For $X = S^3 - K$ a knot complement, the abelianization $$1 \to [\pi_1(X),\pi_1(X)] \to \pi_1(X) \to \mathbb{Z} \to 1$$ has a right split, where $\mathbb{Z} \cong \pi_1(X)^{ab}$ is realized by a meridian loop. This yields the semidirect product $\pi_1(X) \cong [\pi_1,\pi_1] \rtimes \mathbb{Z}$.
My question is: how do I see the commutator subgroup geometrically? I.e. the $\mathbb{Z}$ subgroup is a meridian loop as I said. Is there some similar geometric description of the commutator subgroup?

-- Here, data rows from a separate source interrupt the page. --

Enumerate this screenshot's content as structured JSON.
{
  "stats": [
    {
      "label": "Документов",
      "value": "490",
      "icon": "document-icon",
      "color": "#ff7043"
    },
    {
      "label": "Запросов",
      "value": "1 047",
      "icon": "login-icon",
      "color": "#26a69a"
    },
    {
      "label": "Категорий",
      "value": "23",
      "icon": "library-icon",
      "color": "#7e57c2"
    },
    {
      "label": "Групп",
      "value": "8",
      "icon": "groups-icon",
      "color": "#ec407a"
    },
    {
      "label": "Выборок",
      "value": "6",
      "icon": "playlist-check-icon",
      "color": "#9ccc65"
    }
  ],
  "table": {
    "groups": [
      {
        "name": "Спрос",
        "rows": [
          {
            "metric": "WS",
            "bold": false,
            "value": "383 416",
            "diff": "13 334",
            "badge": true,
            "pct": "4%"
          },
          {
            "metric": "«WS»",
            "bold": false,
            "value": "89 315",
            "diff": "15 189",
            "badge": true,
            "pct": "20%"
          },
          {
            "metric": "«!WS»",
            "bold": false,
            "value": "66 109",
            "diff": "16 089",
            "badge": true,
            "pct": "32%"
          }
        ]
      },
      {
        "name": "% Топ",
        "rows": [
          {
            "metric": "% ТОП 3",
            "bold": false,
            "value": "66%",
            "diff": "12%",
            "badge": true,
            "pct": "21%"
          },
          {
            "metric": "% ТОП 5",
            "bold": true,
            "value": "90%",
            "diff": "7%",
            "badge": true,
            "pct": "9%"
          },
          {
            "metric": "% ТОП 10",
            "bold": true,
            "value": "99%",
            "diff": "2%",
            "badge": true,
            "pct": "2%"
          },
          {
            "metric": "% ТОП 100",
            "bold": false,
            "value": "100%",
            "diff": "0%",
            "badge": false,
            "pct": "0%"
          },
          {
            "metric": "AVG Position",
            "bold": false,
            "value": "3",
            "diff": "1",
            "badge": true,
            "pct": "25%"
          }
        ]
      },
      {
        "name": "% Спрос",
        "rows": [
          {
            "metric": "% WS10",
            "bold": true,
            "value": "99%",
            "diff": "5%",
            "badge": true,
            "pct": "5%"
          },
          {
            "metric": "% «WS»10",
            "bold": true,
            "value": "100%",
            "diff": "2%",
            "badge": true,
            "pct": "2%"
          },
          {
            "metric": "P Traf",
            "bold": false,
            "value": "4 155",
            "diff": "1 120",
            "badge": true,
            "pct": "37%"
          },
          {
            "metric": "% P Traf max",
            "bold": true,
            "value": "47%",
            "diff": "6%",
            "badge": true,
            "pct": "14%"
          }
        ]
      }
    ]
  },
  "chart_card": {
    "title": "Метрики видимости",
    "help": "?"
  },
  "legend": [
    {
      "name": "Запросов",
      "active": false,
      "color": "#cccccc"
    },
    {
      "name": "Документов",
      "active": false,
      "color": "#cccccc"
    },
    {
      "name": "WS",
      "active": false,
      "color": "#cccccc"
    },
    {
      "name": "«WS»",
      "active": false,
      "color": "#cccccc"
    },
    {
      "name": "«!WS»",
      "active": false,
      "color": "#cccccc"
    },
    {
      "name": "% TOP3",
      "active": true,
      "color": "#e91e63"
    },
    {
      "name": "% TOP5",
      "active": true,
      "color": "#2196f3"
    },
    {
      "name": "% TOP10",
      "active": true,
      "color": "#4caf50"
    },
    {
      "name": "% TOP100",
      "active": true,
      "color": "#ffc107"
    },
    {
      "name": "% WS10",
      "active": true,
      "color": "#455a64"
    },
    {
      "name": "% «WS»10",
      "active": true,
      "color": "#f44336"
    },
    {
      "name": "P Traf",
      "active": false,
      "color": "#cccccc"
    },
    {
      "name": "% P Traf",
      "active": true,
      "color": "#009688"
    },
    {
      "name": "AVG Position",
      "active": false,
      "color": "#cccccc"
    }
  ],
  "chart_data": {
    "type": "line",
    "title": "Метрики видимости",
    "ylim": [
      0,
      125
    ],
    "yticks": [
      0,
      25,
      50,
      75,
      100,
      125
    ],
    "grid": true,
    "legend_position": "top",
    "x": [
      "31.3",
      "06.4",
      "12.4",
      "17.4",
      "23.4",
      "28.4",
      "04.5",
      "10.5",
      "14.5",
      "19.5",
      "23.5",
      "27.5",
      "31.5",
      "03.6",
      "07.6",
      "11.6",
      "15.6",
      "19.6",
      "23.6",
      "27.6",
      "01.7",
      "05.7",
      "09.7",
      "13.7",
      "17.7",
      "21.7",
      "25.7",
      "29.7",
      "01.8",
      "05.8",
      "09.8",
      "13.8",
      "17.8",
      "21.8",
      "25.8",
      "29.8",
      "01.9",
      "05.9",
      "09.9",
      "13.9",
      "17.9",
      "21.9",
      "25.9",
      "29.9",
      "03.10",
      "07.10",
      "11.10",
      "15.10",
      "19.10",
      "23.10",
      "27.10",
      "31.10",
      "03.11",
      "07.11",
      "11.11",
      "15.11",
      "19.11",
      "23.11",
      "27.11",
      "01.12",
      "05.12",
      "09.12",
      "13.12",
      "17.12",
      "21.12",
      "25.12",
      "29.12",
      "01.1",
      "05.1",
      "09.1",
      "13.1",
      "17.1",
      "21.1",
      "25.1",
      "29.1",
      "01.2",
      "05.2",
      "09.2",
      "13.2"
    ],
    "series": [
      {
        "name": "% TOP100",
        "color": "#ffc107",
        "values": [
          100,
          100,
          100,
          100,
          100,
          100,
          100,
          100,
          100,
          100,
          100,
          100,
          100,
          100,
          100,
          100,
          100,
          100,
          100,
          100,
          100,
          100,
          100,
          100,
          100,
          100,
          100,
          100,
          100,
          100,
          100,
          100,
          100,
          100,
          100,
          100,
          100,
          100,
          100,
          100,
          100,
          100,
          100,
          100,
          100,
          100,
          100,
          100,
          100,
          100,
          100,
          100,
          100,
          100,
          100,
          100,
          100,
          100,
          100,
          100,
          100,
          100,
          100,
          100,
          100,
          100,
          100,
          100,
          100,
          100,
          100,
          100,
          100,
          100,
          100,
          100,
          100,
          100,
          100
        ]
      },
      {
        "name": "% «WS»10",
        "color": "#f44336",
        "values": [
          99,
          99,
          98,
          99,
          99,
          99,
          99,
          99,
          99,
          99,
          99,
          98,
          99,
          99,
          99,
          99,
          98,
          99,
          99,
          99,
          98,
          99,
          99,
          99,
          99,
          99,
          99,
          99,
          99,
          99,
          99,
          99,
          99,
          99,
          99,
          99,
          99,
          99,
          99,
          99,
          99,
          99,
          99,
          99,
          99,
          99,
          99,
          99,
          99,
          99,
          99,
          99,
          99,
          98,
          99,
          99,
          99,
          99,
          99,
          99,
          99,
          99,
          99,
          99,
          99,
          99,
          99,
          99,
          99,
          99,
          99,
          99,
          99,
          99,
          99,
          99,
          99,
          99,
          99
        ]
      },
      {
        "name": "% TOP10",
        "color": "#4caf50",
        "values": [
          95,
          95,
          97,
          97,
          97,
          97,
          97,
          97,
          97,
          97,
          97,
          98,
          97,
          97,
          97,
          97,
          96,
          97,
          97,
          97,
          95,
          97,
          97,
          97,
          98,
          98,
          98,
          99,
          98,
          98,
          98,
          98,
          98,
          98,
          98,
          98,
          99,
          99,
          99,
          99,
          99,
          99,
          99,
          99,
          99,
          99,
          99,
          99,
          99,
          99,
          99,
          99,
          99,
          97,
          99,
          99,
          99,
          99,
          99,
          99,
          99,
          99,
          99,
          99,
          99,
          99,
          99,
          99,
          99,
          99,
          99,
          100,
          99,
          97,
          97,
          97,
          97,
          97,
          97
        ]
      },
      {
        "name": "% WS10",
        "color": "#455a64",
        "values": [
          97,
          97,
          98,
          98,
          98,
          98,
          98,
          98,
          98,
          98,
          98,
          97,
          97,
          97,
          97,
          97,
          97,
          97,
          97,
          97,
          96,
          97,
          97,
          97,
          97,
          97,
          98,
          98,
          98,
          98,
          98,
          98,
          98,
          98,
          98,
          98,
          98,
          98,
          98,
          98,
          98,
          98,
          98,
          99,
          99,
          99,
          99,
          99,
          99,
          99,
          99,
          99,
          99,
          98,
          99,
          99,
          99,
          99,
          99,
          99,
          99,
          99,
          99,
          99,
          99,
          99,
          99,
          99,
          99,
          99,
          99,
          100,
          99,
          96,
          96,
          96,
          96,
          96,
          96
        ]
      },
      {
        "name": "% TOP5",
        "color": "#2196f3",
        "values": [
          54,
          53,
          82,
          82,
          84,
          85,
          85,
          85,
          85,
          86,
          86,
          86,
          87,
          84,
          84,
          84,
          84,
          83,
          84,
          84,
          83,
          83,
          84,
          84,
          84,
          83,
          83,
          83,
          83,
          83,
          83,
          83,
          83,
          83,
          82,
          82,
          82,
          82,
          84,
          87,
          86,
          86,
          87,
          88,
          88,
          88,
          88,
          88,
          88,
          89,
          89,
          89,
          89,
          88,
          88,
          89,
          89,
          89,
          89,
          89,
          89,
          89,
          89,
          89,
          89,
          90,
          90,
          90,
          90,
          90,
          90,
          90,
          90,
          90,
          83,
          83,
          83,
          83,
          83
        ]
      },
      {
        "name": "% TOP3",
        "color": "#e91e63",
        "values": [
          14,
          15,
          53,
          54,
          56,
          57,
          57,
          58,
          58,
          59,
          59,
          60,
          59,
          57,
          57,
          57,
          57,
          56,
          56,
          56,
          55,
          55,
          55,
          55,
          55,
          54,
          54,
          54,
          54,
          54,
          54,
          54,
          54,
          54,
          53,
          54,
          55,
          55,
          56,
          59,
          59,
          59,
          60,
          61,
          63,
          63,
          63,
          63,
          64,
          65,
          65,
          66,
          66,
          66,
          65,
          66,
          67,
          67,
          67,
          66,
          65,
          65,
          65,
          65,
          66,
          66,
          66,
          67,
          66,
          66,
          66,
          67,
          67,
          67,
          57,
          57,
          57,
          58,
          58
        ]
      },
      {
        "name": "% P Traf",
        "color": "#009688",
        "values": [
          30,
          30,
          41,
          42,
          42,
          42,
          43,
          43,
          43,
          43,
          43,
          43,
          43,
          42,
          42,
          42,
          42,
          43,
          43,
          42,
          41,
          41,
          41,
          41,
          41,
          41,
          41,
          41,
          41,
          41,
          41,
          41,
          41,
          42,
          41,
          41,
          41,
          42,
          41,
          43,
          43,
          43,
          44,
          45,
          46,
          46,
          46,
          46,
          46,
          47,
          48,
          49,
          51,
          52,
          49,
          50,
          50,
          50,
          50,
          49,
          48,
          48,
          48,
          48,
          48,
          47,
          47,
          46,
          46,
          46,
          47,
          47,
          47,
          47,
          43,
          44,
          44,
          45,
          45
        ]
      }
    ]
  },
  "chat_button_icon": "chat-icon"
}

When $X$ is fibered, the infinite cyclic cover, which is the cover corresponding to $[\pi_1,\pi_1] \leq \pi_1(X)$, deformation retracts to the fiber surface (I think). So the commutator subgroup is just the fundamental group of the fiber surface (which in particular is a free group). Can we say anything when the knot is not fibered? Like maybe you get the fundamental group of a minimal genus Seifert surface?
Edit: according to a theorem of Stallings (1962), the subgroup $[\pi_1,\pi_1]$ is finitely generated if and only if $K$ is fibered. So in the non-fibered case, this subgroup is going to be pretty wild. Is there anything we can still understand about it? Is it still a free group?